Отслеживая по мере сил строение и многосложный генезис рассматриваемых тут сочинений, особенно советского периода, я старался плотно встроить их в насущный контекст. Бывают рифмующиеся даты, которые знаменуют закат культурной эпохи. Романтический золотой век иссяк где-то к началу 1840-х годов, физически подытоженный смертью Лермонтова, а нарративно – «Шинелью» и «Мертвыми душами» Гоголя. Русский неоромантизм был раздавлен (или все же придавлен) через сто лет – вместе с его создателями, да и вместе с остальной русской литературой. Под новый, 1939 год в лагере умучили Мандельштама, а через полгода в свободном Париже в свободной нищете скончался Ходасевич. В январе следующего, 1940 года чекисты убили Бабеля, в марте умер Булгаков, а в августе 1941-го повесилась Цветаева; прибавим к этому мартирологу Введенского и Хармса, тоже уничтоженных властями в начале войны. В мае 1940-го последний великий русский романтик Набоков успевает бежать от наступающих нацистов из Франции в США, где станет, однако, уже не русским, а американским писателем, сумевшим адаптировать свой эмигрантский опыт к совершенно новым условиям.

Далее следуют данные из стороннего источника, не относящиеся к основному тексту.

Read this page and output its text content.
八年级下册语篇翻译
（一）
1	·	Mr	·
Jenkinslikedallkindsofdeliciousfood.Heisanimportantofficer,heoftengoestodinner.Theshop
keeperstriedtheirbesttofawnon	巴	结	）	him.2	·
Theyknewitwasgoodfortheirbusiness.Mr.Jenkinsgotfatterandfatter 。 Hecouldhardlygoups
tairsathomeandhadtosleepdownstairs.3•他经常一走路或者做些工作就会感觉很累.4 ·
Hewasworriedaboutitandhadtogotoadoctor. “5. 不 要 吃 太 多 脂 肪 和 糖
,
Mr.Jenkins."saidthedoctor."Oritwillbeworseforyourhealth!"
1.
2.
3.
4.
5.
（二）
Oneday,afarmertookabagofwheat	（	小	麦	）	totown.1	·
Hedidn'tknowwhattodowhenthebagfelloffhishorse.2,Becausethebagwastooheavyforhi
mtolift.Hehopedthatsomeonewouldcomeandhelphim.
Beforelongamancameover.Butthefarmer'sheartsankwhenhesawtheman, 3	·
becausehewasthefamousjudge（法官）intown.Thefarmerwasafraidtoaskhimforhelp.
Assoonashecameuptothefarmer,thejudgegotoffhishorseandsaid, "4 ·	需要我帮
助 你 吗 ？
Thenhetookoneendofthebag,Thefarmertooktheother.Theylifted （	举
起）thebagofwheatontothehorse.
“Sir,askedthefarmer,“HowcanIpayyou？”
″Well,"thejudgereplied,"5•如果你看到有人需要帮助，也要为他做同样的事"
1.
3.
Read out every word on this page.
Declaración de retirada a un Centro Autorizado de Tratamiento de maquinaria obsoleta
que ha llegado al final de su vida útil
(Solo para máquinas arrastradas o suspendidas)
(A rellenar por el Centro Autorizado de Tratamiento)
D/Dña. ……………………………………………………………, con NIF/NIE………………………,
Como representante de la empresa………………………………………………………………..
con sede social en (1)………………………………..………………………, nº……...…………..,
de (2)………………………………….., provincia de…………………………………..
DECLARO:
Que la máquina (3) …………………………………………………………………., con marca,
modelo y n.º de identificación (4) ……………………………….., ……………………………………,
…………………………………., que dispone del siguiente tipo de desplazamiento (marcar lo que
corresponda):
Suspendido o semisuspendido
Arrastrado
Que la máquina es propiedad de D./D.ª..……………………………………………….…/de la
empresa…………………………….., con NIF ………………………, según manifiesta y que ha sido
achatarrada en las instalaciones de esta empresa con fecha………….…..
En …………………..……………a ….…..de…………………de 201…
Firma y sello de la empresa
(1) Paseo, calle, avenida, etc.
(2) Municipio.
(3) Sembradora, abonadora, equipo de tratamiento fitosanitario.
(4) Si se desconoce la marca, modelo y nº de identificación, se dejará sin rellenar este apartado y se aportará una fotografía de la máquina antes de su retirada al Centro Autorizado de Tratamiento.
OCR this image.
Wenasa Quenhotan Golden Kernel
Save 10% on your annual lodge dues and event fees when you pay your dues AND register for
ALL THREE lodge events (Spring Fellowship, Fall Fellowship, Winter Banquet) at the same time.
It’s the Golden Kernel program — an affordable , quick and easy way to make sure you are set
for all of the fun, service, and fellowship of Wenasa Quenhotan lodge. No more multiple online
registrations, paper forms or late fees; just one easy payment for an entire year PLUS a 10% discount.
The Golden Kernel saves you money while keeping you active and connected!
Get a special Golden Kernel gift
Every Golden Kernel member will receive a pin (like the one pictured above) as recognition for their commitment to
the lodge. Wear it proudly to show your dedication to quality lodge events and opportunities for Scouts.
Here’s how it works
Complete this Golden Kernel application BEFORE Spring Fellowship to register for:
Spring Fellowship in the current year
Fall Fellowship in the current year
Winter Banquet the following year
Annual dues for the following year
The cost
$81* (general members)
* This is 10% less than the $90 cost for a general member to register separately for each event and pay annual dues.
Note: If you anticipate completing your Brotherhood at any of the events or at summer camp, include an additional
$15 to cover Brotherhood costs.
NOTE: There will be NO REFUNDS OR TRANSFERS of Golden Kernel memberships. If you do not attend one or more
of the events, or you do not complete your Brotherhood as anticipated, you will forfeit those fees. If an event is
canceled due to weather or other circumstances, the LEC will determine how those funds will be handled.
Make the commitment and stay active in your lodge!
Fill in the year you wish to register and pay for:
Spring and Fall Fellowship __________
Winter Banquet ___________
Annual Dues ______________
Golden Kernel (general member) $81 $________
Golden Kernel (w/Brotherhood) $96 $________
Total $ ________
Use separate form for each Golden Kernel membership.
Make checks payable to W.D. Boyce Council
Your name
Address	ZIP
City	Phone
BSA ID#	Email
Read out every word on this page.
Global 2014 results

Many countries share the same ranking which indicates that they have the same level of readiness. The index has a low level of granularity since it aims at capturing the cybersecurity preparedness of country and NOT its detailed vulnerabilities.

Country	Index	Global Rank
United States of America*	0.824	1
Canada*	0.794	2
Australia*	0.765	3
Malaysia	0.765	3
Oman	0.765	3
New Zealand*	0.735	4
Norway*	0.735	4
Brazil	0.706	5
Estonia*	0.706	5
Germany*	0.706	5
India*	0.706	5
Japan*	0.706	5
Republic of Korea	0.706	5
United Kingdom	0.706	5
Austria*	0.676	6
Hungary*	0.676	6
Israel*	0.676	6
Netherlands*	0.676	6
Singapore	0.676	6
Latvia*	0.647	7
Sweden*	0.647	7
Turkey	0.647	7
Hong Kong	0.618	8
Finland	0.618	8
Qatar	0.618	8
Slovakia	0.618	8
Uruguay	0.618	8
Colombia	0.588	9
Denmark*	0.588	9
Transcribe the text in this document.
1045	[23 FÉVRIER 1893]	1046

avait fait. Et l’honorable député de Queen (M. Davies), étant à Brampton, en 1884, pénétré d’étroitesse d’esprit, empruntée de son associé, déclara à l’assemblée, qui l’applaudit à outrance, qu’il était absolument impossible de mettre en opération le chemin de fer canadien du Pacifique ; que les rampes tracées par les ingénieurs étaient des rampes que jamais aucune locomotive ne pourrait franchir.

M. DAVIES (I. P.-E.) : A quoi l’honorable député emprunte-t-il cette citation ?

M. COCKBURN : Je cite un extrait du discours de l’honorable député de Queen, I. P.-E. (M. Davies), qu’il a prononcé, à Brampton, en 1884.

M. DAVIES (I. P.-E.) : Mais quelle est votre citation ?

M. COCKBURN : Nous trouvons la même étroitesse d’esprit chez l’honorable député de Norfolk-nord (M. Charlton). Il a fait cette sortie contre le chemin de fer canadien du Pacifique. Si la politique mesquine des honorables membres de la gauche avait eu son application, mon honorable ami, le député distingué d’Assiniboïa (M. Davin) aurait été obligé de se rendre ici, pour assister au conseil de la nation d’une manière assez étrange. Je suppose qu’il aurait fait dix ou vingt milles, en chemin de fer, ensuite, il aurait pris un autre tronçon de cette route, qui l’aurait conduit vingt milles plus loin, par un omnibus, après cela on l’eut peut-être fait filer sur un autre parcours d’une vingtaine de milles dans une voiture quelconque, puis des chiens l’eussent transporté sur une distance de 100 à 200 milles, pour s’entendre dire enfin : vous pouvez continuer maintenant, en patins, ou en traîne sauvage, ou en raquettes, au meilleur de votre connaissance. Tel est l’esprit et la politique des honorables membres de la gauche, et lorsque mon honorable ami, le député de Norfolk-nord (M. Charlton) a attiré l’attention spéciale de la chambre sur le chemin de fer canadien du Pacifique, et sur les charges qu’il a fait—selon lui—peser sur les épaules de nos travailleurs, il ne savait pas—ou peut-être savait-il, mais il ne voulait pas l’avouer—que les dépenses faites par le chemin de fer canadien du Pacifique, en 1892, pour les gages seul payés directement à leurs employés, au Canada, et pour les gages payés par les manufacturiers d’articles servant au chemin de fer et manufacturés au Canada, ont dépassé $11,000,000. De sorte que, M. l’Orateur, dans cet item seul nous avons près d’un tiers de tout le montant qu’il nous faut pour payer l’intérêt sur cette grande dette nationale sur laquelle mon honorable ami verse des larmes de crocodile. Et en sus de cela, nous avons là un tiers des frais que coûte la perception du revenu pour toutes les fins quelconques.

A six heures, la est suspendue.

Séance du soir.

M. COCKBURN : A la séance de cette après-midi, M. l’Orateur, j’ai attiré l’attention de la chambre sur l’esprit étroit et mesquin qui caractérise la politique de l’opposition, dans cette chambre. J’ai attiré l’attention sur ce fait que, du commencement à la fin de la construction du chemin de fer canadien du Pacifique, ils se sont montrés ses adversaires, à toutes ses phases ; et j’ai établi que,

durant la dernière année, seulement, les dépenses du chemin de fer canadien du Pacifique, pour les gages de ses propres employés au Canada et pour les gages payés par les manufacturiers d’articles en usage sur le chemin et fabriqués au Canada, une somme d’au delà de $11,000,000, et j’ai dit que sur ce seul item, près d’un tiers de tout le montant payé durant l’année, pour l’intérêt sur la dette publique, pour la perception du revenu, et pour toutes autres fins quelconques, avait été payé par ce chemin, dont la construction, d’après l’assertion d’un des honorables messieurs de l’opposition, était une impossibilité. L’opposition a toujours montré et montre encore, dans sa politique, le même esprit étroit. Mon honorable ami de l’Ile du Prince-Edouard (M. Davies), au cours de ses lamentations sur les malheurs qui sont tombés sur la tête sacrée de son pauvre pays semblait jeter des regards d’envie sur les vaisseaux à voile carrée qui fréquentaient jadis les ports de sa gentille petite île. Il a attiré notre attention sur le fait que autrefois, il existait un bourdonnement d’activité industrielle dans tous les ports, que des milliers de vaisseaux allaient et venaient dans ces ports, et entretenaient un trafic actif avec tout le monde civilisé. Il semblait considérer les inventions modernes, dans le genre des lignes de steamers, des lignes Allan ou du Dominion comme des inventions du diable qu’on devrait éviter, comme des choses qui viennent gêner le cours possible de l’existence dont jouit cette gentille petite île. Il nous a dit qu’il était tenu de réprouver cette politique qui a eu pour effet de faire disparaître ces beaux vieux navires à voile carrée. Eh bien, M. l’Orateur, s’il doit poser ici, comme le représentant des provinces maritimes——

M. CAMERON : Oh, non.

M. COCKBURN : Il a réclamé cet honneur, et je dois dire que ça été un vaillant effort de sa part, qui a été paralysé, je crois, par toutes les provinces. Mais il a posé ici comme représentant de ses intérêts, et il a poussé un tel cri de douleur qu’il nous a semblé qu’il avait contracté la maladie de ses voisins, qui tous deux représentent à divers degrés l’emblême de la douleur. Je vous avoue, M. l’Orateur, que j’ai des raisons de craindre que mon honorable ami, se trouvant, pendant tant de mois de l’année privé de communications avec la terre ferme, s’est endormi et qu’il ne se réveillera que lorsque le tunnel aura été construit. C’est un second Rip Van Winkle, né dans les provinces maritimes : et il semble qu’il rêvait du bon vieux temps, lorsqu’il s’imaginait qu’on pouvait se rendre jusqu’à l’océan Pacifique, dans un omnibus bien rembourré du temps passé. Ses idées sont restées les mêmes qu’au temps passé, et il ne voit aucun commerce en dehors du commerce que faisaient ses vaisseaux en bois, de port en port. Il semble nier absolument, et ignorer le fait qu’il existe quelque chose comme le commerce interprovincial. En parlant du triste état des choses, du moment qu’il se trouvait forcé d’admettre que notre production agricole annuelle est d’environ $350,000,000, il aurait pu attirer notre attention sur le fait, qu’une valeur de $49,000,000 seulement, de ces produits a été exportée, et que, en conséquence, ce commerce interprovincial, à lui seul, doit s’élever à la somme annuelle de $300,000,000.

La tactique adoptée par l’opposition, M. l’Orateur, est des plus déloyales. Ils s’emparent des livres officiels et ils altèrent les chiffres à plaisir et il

Предлагаемая книга по возможности охватывает этот гигантский столетний цикл, освещая самые примечательные его сегменты. В качестве широкого, но решающего критерия мы берем здесь метафизическую доминанту, отличавшую любые версии романтизма, вне зависимости от того, как официально называли себя сами его адепты[1]. Я говорю о неизбывном, то пассивно-мечтательном, то титаническом субъективизме, доходящем подчас до надменного мессианства; о неприкаянных либо брутальных отщепенцах и странниках; о сакрализованной ими любви; о сплошной, то радостной, то гнетущей анимизации природного и предметного мира; о вере в тайну (которая при случае получала и криминально-готическую окраску); о томлении по инобытию и бесконечности – а часто и по кончине, как собственной, так и всего человечества. Обо всем этом написано слишком много, в том числе автором настоящей книги, чтобы на ее пороге громоздить дополнительные определения.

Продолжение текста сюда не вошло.